An ex-president of the Federation of Film Societies of India (FFSI), Rao said that having a DVD library of classics from different countries and sub-continents and starting more localised film screening at apartments and localities would attract more audiences towards good films. “With technical advancement, such initiatives could be started very easily,” he said.
The Gauhati Cine Club has chalked out elaborate plans to celebrate its golden jubilee year 2015-2016 in a grand manner. The three-day inaugural programme will also include screening of films from Russia, Bhutan, Brazil and Italy.
Speaking as a special guest, Premendra Mazumdar, general secretary of FFSI stressed the need to expand the movement in college and university campuses. “The UGC has provisions to support such initiatives and GCC has to take a lead in this regard,” he said, lauding the role of the GCC in successfully continuing the movement in this part of the country.
“There are 322 film societies in India. Assam, where this movement started in 1965, has four active film societies,” he said.
He also congratulated GCC general secretary Madhurima Baruah on being selected to the Central Council of FFSI.
Earlier, GCC president AK Absar Hazarika thanked the FFSI for extending its support to the GCC in all its endeavours. “Though in different professions, people are associated with the film society movement out of interest and their zeal for good cinema. Though running a film society for so many years is not an easy task, the GCC has been crossing the hurdles coming its way to make meaningful cinema from across the world available to the cine lovers here,” he said.
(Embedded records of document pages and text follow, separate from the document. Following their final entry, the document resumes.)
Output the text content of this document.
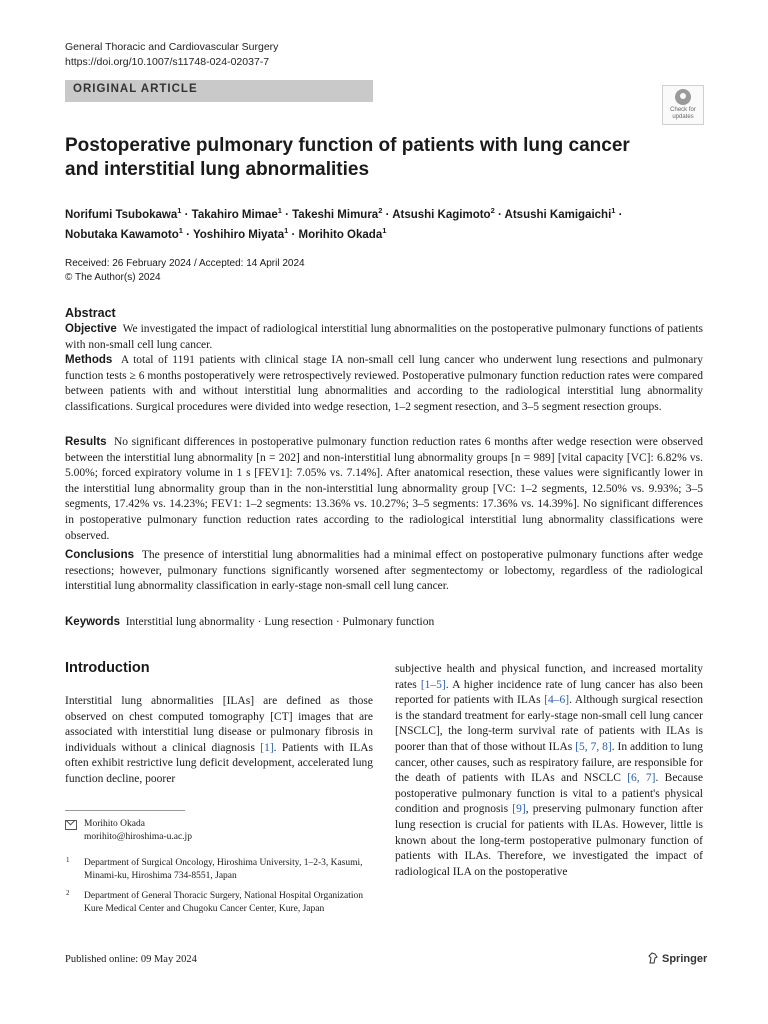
General Thoracic and Cardiovascular Surgery
https://doi.org/10.1007/s11748-024-02037-7
ORIGINAL ARTICLE
Check for
updates
Postoperative pulmonary function of patients with lung cancer and interstitial lung abnormalities
Norifumi Tsubokawa$^1$ · Takahiro Mimae$^1$ · Takeshi Mimura$^2$ · Atsushi Kagimoto$^2$ · Atsushi Kamigaichi$^1$ ·
Nobutaka Kawamoto$^1$ · Yoshihiro Miyata$^1$ · Morihito Okada$^1$
Received: 26 February 2024 / Accepted: 14 April 2024
© The Author(s) 2024
Abstract
Objective We investigated the impact of radiological interstitial lung abnormalities on the postoperative pulmonary functions of patients with non-small cell lung cancer.
Methods A total of 1191 patients with clinical stage IA non-small cell lung cancer who underwent lung resections and pulmonary function tests ≥ 6 months postoperatively were retrospectively reviewed. Postoperative pulmonary function reduction rates were compared between patients with and without interstitial lung abnormalities and according to the radiological interstitial lung abnormality classifications. Surgical procedures were divided into wedge resection, 1–2 segment resection, and 3–5 segment resection groups.
Results No significant differences in postoperative pulmonary function reduction rates 6 months after wedge resection were observed between the interstitial lung abnormality [n = 202] and non-interstitial lung abnormality groups [n = 989] [vital capacity [VC]: 6.82% vs. 5.00%; forced expiratory volume in 1 s [FEV1]: 7.05% vs. 7.14%]. After anatomical resection, these values were significantly lower in the interstitial lung abnormality group than in the non-interstitial lung abnormality group [VC: 1–2 segments, 12.50% vs. 9.93%; 3–5 segments, 17.42% vs. 14.23%; FEV1: 1–2 segments: 13.36% vs. 10.27%; 3–5 segments: 17.36% vs. 14.39%]. No significant differences in postoperative pulmonary function reduction rates according to the radiological interstitial lung abnormality classifications were observed.
Conclusions The presence of interstitial lung abnormalities had a minimal effect on postoperative pulmonary functions after wedge resections; however, pulmonary functions significantly worsened after segmentectomy or lobectomy, regardless of the radiological interstitial lung abnormality classification in early-stage non-small cell lung cancer.
Keywords Interstitial lung abnormality · Lung resection · Pulmonary function
Introduction
Interstitial lung abnormalities [ILAs] are defined as those observed on chest computed tomography [CT] images that are associated with interstitial lung disease or pulmonary fibrosis in individuals without a clinical diagnosis [1]. Patients with ILAs often exhibit restrictive lung deficit development, accelerated lung function decline, poorer
subjective health and physical function, and increased mortality rates [1–5]. A higher incidence rate of lung cancer has also been reported for patients with ILAs [4–6]. Although surgical resection is the standard treatment for early-stage non-small cell lung cancer [NSCLC], the long-term survival rate of patients with ILAs is poorer than that of those without ILAs [5, 7, 8]. In addition to lung cancer, other causes, such as respiratory failure, are responsible for the death of patients with ILAs and NSCLC [6, 7]. Because postoperative pulmonary function is vital to a patient's physical condition and prognosis [9], preserving pulmonary function after lung resection is crucial for patients with ILAs. However, little is known about the long-term postoperative pulmonary function of patients with ILAs. Therefore, we investigated the impact of radiological ILA on the postoperative
Morihito Okada
morihito@hiroshima-u.ac.jp
1 Department of Surgical Oncology, Hiroshima University, 1–2-3, Kasumi, Minami-ku, Hiroshima 734-8551, Japan
2 Department of General Thoracic Surgery, National Hospital Organization Kure Medical Center and Chugoku Cancer Center, Kure, Japan
Published online: 09 May 2024	Springer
Apurba Kumar Das, founder general secretary of the GCC recalled the birth of the cine club, with support from cultural icon Dr Bhupen Hazarika. He also recalled how this nascent initiative gradually converted into a film society movement. “Not all thought it to be a meaningful hobby at that time. However, many conscious citizens including businessmen, doctors, engineers, educationists and litterateurs, who were aware of such kind of a movement in other parts of the world including the neighbouring Kolkata, extended all kinds of support to us. Many cinema halls at that time allowed us to screen films free of cost,” he said.
Participating in a programme, ‘Down memory lane’, the life members and general members of the organisation shared their experiences and association with the GCC. This was followed by screening of a Russian film The Cranes are Flying.